Day one – a return to snow for Alex after a successful first season on plastic with his school. First time in the gates for Mike who is keen to use them help to bring his own skiing on. The reality is that this is what all skiers should be encouraged to do. Simply having to conform to physical constraints brings an entire meaning to skiing that is otherwise totally missing. Just like for racing cars and motorbikes the track defines the setup, tactics and a whole host of parameters – a few slalom poles brings the same dimension into skiing. Once you leave the poles this new awareness tends to stick.
Alex
Unfortunately Alex has been following some extremely bad advice – to push the skis out and tilt the upper body outwards. This combination of actions is utterly wrong and is totally NOT how to create angulation – which it is aimed at achieving. The reason it’s wrong is simply because it sends the centre of mass completely in the wrong direction – towards the outside of the turn instead of towards the inside. Alex also admitted to not thinking about anything at all when he skis in the poles and was unable to answer any basic technical questions on skiing at all. It was like everything I taught him before had been wiped from his memory banks. We put it down to excessive sugar consumption. Fortunately the body does remember so the aim would be to once again make Alex aware of what he is doing and access the correct movement pattern – which his body already knows.
We focused of getting Alex to move his centre of mass into the turn – instead of pushing his skis out. The idea was to drop down into the new turn as fast as possible – by being relaxed at the hips – seen in the video with the exercise on the bench. In the stills from his video we can see he was doing this quite well with the stubby poles – but lost it totally in the long poles by reaching for the pole and causing body rotation. The problem here is that the stiff, inclined body will not be able to get across the skis quickly enough into the next turn.
Alex tends to still push his skis outwards to some degree – skidding and losing a lot of speed and control. Also he wasn’t looing ahead to read the course and misjudged the verticalé completely being far too wide from the poles when entering it. We will have to discuss tactics.
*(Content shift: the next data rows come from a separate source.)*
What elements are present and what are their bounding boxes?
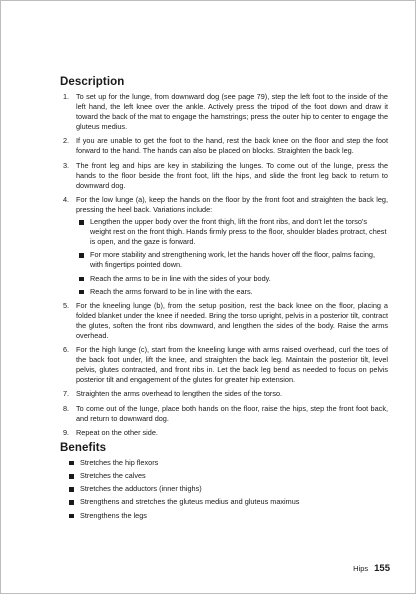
step-number: 8. [63, 403, 70, 413]
step-text: For the high lunge (c), start from the kneeling lunge with arms raised overhead, curl the toes of the back foot under, lift the knee, and straighten the back leg. Maintain the posterior tilt, level pelvis, glutes contracted, and front ribs in. Let the back leg bend as needed to focus on pelvis posterior tilt and engagement of the glutes for greater hip extension. [76, 345, 388, 385]
variation-text: Reach the arms to be in line with the sides of your body. [90, 273, 271, 283]
step-number: 3. [63, 160, 70, 170]
square-bullet-icon [69, 461, 74, 466]
square-bullet-icon [69, 500, 74, 505]
variation-text: For more stability and strengthening work, let the hands hover off the floor, palms facing, with fingertips pointed down. [90, 250, 376, 270]
step-item [60, 136, 388, 156]
benefit-item [66, 511, 388, 521]
benefit-item [66, 458, 388, 468]
step-text: For the kneeling lunge (b), from the setup position, rest the back knee on the floor, placing a folded blanket under the knee if needed. Bring the torso upright, pelvis in a posterior tilt, contract the glutes, soften the front ribs downward, and lengthen the sides of the body. Raise the arms overhead. [76, 300, 388, 340]
step-text: To come out of the lunge, place both hands on the floor, raise the hips, step the front foot back, and return to downward dog. [76, 403, 388, 423]
step-number: 2. [63, 136, 70, 146]
benefit-text: Strengthens the legs [80, 510, 147, 520]
benefits-heading: Benefits [60, 441, 107, 454]
square-bullet-icon [79, 220, 84, 225]
square-bullet-icon [69, 474, 74, 479]
step-item [60, 301, 388, 341]
step-text: Straighten the arms overhead to lengthen the sides of the torso. [76, 389, 283, 399]
step-number: 7. [63, 389, 70, 399]
variation-item [76, 287, 388, 297]
step-item [60, 345, 388, 385]
variation-text: Lengthen the upper body over the front thigh, lift the front ribs, and don't let the torso's weight rest on the front thigh. Hands firmly press to the floor, shoulder blades protract, chest is open, and the gaze is forward. [90, 217, 387, 247]
page-number: 155 [374, 563, 390, 574]
square-bullet-icon [69, 487, 74, 492]
step-number: 5. [63, 300, 70, 310]
step-number: 6. [63, 345, 70, 355]
step-item [60, 195, 388, 297]
variation-item [76, 250, 388, 270]
step-text: For the low lunge (a), keep the hands on the floor by the front foot and straighten the back leg, pressing the heel back. Variations include: [76, 194, 388, 214]
description-steps [60, 92, 388, 438]
step-number: 9. [63, 427, 70, 437]
square-bullet-icon [79, 290, 84, 295]
section-label: Hips [353, 564, 369, 573]
variation-item [76, 274, 388, 284]
benefits-list [60, 458, 388, 521]
description-heading: Description [60, 76, 125, 88]
step-item [60, 428, 388, 438]
benefit-text: Stretches the adductors (inner thighs) [80, 484, 202, 494]
page-footer [353, 563, 390, 574]
step-item [60, 92, 388, 132]
square-bullet-icon [79, 277, 84, 282]
step-text: Repeat on the other side. [76, 427, 158, 437]
page-content [60, 76, 388, 524]
variation-item [76, 217, 388, 247]
benefit-item [66, 484, 388, 494]
benefit-item [66, 497, 388, 507]
benefit-text: Strengthens and stretches the gluteus medius and gluteus maximus [80, 497, 300, 507]
step-number: 1. [63, 92, 70, 101]
benefit-text: Stretches the calves [80, 471, 146, 480]
step-item [60, 161, 388, 191]
benefit-item [66, 471, 388, 481]
benefit-text: Stretches the hip flexors [80, 457, 159, 467]
step-text: The front leg and hips are key in stabilizing the lunges. To come out of the lunge, press the hands to the floor beside the front foot, lift the hips, and slide the front leg back to return to downward dog. [76, 160, 388, 190]
step-item [60, 389, 388, 399]
step-text: To set up for the lunge, from downward dog (see page 79), step the left foot to the inside of the left hand, the left knee over the ankle. Actively press the tripod of the foot down and draw it toward the back of the mat to engage the hamstrings; press the outer hip to center to engage the gluteus medius. [76, 92, 388, 132]
square-bullet-icon [69, 514, 74, 519]
step-item [60, 404, 388, 424]
square-bullet-icon [79, 253, 84, 258]
step-text: If you are unable to get the foot to the hand, rest the back knee on the floor and step the foot forward to the hand. The hands can also be placed on blocks. Straighten the back leg. [76, 136, 388, 156]
step-number: 4. [63, 194, 70, 204]
variation-list [76, 217, 388, 297]
variation-text: Reach the arms forward to be in line with the ears. [90, 286, 253, 296]
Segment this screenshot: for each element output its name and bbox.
Holding the ski poles across the front of his body to deflect the slalom poles seemed to significantly help him to both stop rotating and to move more effectively down and into his turn.
Mike
Mike has struggled with skiing but clearly is clearly determined to convert that struggle into something positive. Interestingly enough I think that slalom is the ideal way to go about that. The physical constraints provided by the gates turns this into something very real – instead of just a set of exercises or ideas. We are forced to adapt – beyond the normal boundaries that our imagination permits. The physical constraints give us clear feedback – which the skier and coach can both work with.
Mike was working to try to move over his lower ski to exit each turn – to allow the centre of mass to move unobstructed from one turn to the next. What’s clear to me in the video is that he was barely managing that – hence was lifting the ski in the turn transition instead of the body moving down into the next turn. This was exacerbated due to body rotation – turning around the poles instead of skating straight downhill through them. It was a positive start though and I think we will see some real progress quickly.